We have $7x^{25}-10\equiv0\mod83$ so $7x^{25}\equiv10\mod83$

letting $n=x^{25}$ :

$7n=10+83m$ then $83m\equiv-10\mod 7$

Simplifying gives $-m\equiv4\mod7 \implies m=3 \mod7$

Now $7n=10+83(3)=259 \implies n=37$

So $x^{25}=37\mod 83$

Fermat's Little Theorem tells us $37^{82}\equiv1\mod83$ and by rules of exponents $(37^{82})^{r}37\equiv37\mod83$

We want the exponent on $37$ on the left to be divisble by $25$ so $82r+1\equiv0\mod25$ and then $7r\equiv24\mod25$ which means $7r=25s+24$ and subsequently that $25s+24\equiv0 \mod 7$ .

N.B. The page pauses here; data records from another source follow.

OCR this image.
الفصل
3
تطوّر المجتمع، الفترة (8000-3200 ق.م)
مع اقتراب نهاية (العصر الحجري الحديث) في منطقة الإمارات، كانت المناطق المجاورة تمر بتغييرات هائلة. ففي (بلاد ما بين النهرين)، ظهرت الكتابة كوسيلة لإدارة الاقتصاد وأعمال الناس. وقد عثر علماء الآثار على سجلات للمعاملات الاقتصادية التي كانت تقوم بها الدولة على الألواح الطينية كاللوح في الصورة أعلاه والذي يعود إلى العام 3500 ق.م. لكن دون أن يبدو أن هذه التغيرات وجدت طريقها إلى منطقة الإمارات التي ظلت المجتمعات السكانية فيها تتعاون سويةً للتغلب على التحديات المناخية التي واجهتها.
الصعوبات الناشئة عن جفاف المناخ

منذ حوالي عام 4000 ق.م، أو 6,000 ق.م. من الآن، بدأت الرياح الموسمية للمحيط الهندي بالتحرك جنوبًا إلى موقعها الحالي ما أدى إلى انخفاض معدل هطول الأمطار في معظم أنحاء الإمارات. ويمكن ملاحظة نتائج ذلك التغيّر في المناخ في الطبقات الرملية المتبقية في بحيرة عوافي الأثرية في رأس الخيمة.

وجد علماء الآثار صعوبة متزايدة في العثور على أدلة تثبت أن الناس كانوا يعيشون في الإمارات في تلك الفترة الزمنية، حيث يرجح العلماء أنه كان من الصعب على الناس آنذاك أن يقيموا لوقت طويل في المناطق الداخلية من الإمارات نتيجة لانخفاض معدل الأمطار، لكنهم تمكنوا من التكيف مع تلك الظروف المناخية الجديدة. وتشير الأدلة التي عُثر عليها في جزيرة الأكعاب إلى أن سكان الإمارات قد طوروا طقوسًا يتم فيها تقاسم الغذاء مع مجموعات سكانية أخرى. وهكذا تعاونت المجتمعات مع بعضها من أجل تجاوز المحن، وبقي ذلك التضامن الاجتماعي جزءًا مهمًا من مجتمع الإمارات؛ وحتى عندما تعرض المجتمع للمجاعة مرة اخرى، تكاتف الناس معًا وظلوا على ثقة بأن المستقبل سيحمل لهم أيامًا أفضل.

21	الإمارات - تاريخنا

Now $4s\equiv-3\equiv4 \mod 7 \implies s\equiv1\mod7$

Now $7r=25(1)+24=49$ and $r=7$

This gives us $(37^{82})^{7}37\equiv37\mod83$ or $37^{575}\equiv37\mod83$

This is equivalent to $(37^{23})^{25}\equiv37\mod83$ and $x\equiv37^{23} \mod83$

$x\equiv37^{23}\equiv(37^{2})^{11}\cdot37\equiv41^{11}\cdot37\equiv21^{5}\cdot41\cdot37\equiv3^{5}\cdot7^{5}\cdot41\cdot37\equiv(-2)\cdot3\cdot7^{5}\cdot41\cdot37\equiv3\cdot7^{5}\cdot37\equiv28\cdot7^{5}\equiv15^{2}\cdot7^{2}\equiv22^{2}\equiv\boxed{69}\mod83$

This last line is probably a little inefficient but it is just a matter of simplifying the product and this is the method I used

69 [x^y] 25 [*] 7 [-] 10 [=] [MOD] 83 [=] gives 0.

Answer: 69

It is simple (albeit tedious) to show that the element 2 generates the group of units (mod 83), especially since 82 = 2*41 factors so simply. From this point we can solve Satyajit's congruence with a table of indices (i.e. logarithms).

That being said, I'd love to know if there is a slicker way to attack this problem.